Mac Mail app shown running on macOS Sierra
After you transfer your mail data, the Mail app should display all of your mail messages. Screen shot courtesy of Coyote Moon, Inc.

Moving mail files between systems can cause permission problems. Fortunately, these problems are easy to correct.

Problems With Copying Mail Files

Occasionally, you may run into a problem when you first launch Apple Mail on your new Mac or system. The error message will usually tell you that Mail does not have permission to access a file. The usual culprit is username/Library/Mail/Envelope Index. Make a note of which file is listed in the error message, then do the following.

  1. Quit Apple Mail, if it’s running.
  2. Open a Finder window by clicking the ‘Finder’ icon in the Dock.
  3. Navigate to the file mentioned in the error message.
  4. Right-click the file in the Finder window and select ‘Get Info’ from the pop-up menu.
  5. In the Get Info window, expand the ‘Sharing & Permissions’ item.
  6. Your username should be listed as having Read & Write access.
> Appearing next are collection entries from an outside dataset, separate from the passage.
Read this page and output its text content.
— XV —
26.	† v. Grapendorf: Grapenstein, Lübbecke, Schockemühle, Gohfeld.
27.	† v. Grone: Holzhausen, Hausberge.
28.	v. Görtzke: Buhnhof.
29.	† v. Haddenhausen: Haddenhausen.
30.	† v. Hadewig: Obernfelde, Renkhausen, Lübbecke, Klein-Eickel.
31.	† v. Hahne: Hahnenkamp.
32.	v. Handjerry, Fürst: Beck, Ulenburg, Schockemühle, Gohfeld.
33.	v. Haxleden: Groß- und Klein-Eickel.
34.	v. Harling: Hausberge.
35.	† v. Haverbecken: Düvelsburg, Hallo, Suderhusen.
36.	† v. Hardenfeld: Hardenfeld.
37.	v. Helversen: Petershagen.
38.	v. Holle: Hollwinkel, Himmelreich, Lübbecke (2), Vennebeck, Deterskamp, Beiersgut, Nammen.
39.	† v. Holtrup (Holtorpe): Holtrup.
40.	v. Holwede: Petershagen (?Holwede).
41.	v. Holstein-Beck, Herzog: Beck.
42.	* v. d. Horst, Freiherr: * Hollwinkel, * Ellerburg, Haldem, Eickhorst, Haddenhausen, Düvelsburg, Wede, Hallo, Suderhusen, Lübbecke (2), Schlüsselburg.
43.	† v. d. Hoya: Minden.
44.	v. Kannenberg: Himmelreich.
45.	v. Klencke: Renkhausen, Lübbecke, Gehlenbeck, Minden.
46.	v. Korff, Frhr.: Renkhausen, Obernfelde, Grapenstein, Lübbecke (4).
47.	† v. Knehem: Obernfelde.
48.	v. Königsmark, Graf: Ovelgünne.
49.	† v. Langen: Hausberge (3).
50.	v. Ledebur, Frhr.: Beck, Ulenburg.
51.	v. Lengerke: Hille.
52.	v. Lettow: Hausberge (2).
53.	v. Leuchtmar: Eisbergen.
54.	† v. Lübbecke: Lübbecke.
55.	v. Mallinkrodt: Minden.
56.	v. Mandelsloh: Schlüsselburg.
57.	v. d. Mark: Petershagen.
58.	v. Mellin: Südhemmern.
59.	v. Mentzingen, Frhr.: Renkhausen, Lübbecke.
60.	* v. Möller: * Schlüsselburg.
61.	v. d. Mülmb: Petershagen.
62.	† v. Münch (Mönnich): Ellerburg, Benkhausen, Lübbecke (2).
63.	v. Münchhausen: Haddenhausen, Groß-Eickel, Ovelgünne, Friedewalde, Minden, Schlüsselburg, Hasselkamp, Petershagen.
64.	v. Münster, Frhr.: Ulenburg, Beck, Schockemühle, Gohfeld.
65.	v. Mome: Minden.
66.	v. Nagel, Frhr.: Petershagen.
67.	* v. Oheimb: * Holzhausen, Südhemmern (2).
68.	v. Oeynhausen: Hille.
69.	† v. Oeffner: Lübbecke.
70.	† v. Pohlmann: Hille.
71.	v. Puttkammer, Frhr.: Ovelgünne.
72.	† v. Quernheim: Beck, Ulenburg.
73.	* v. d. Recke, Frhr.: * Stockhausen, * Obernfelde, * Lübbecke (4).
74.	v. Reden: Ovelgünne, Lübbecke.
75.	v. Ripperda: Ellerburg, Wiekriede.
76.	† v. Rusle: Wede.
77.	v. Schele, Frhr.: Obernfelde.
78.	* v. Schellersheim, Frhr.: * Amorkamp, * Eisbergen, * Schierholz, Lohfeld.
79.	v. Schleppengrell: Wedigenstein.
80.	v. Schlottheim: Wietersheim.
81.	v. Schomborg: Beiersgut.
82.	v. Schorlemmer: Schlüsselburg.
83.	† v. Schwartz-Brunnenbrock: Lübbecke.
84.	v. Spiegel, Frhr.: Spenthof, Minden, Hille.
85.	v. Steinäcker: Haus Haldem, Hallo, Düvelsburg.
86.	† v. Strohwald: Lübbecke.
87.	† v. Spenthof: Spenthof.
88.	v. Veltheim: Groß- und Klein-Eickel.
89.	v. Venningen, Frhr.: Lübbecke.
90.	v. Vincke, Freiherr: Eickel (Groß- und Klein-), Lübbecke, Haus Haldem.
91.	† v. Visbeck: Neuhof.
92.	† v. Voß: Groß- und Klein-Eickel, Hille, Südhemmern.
You may find that, because the account IDs between your old Mac and the new system are different, instead of seeing your username listed, you see ‘unknown.’ To change the permissions, do the following:
  7. Click the lock icon in the bottom right corner of the Get Info window.
  8. Enter your administrator username and password, and click ‘OK.’
  9. Click the ‘+’ (plus) button.
  10. The ‘Select a New User or Group’ window will open.
  11. From the list of users, click your account, and click ‘Select.’
  12. The selected account will be added to the Sharing & Permissions section.
  13. Select the ‘Privileges’ item for the account you added in the Get Info window.
  14. From the Privileges dropdown menu, select ‘Read & Write.’
  15. If there is an entry with the name ‘unknown,’ select it, and click the ‘-’ (minus) sign to delete the entry.
  16. Close the Get Info window.

That should correct the problem. If Apple Mail reports a similar error with another file, you may want to just add your username to every file in the Mail folder using the Propagate command.

Propagating Your Privileges

  1. Right-click the Mail folder, located at username/Library/.
  2. Using the instructions above, add your username to the Permissions list, and set your permissions to ‘Read & Write.’
  3. Click the gear icon at the bottom of the Get Info window.
  4. Select ‘Apply to enclosed items.’
  5. Close the Get Info window and try launching Apple Mail again.

You can also try reseting user permissions, if all else fails.

That’s it. You should be ready to go with Apple Mail.